In Notre Dame’s case, there was plenty of coverage. It was that coverage, however, that was rife with what proved once again the inability of many journalists to understand basic facts about faith.

One of the most glaring mistakes to come out of the Notre Dame fire news coverage was a New York Times blunder regarding the mystery of a small statue of Jesus. It featured prominently in the Times story on Father Jean-Marc Fournier, the Paris Fire Department chaplain who risked his life to save many of Notre Dame prized relics.

It should be noted that Notre Dame doesn’t have a Jesus statue — at least not one small enough to be taken out by an elderly priest. The “statue” appeared in no other news accounts and the Times story was the only one not to mention efforts to preserve the Blessed Sacraments from a side altar.

The New York Post’s Sohrab Ahmari, a practicing Catholic, first flagged on Twitter, the social platform now known as X, that Fournier had actually saved “the Body of the Christ” — a phrase that Times editors interpreted as a small statue of Jesus. Honest. That was printed.

Now there is a correction on that story indicating “an earlier version of this article misidentified one of two objects recovered from Notre-Dame by the Rev. Jean-Marc Fournier. It was the Blessed Sacrament, not a statue of Jesus.”

The Blessed Sacrament (also known as the Eucharist or Holy Communion) is bread and wine from Jesus’ Last Super turned into what Catholics believe is the body and blood of Christ.

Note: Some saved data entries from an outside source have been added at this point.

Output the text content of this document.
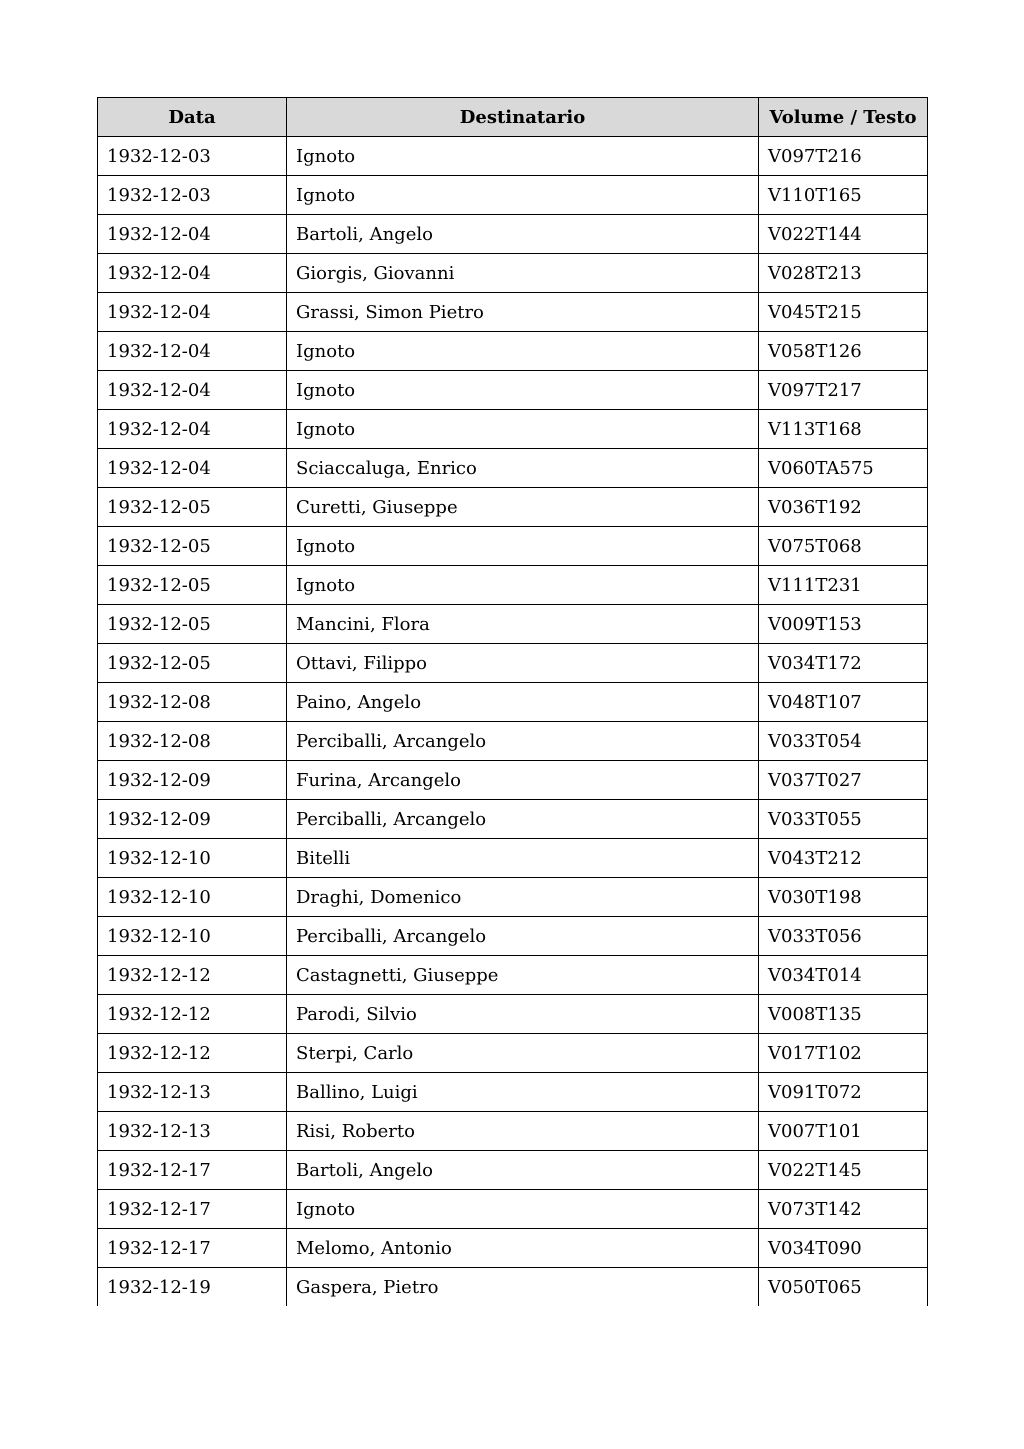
Data	Destinatario	Volume / Testo
1932-12-03	Ignoto	V097T216
1932-12-03	Ignoto	V110T165
1932-12-04	Bartoli, Angelo	V022T144
1932-12-04	Giorgis, Giovanni	V028T213
1932-12-04	Grassi, Simon Pietro	V045T215
1932-12-04	Ignoto	V058T126
1932-12-04	Ignoto	V097T217
1932-12-04	Ignoto	V113T168
1932-12-04	Sciaccaluga, Enrico	V060TA575
1932-12-05	Curetti, Giuseppe	V036T192
1932-12-05	Ignoto	V075T068
1932-12-05	Ignoto	V111T231
1932-12-05	Mancini, Flora	V009T153
1932-12-05	Ottavi, Filippo	V034T172
1932-12-08	Paino, Angelo	V048T107
1932-12-08	Perciballi, Arcangelo	V033T054
1932-12-09	Furina, Arcangelo	V037T027
1932-12-09	Perciballi, Arcangelo	V033T055
1932-12-10	Bitelli	V043T212
1932-12-10	Draghi, Domenico	V030T198
1932-12-10	Perciballi, Arcangelo	V033T056
1932-12-12	Castagnetti, Giuseppe	V034T014
1932-12-12	Parodi, Silvio	V008T135
1932-12-12	Sterpi, Carlo	V017T102
1932-12-13	Ballino, Luigi	V091T072
1932-12-13	Risi, Roberto	V007T101
1932-12-17	Bartoli, Angelo	V022T145
1932-12-17	Ignoto	V073T142
1932-12-17	Melomo, Antonio	V034T090
1932-12-19	Gaspera, Pietro	V050T065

It was a notable error and another example of the very secular nature of elite media East Coast newsrooms and most of the people who work in them. If there had ever been any doubt about this thesis before, this mistake was proof that journalists today (and over the course of GetReligion’s 20 years) just don’t — all together now — “get” religion.

After all, noting blind spots of this kind was part of the mission of GetReligion. I am very proud of the work I did in my five years here. As mentioned, I have covered a large array of topics and issues. Nonetheless, I still consider my highlighting the destruction of churches — when many others would not — to be my most important GetReligion work.

Even all these years later, this destruction persists. Despite little to no mainstream news coverage, U.S. Catholic bishops on January 16 issued a report that, among other things, pointed out the threat of church vandalism by both left- and right-wing extremists.

The 48-page report, issued annually by the U.S. Conference of Catholic Bishops, highlighted the threats to Catholic teachings in regard to migrants, what it called the “suppression of religious speech up-holding marriage and sexual difference” and defending religious freedom.

Bishop Kevin Rhoades of Fort Wayne-South Bend, Indiana, who leads the USCCB Committee for Religious Liberty that compiled the report, said in a statement that Catholics play “a vital role to play in defending religious freedom and promoting the common good.” He added the following:

“Alongside the great work that many other Catholic and religious liberty organizations are doing, I pray that this report helps raise awareness of the threats to our first freedom here in America, and that it helps Catholics and all people of goodwill contribute to the common good of these United States.”

The report received no mainstream news coverage. Words like “religious freedom” must have scared them away.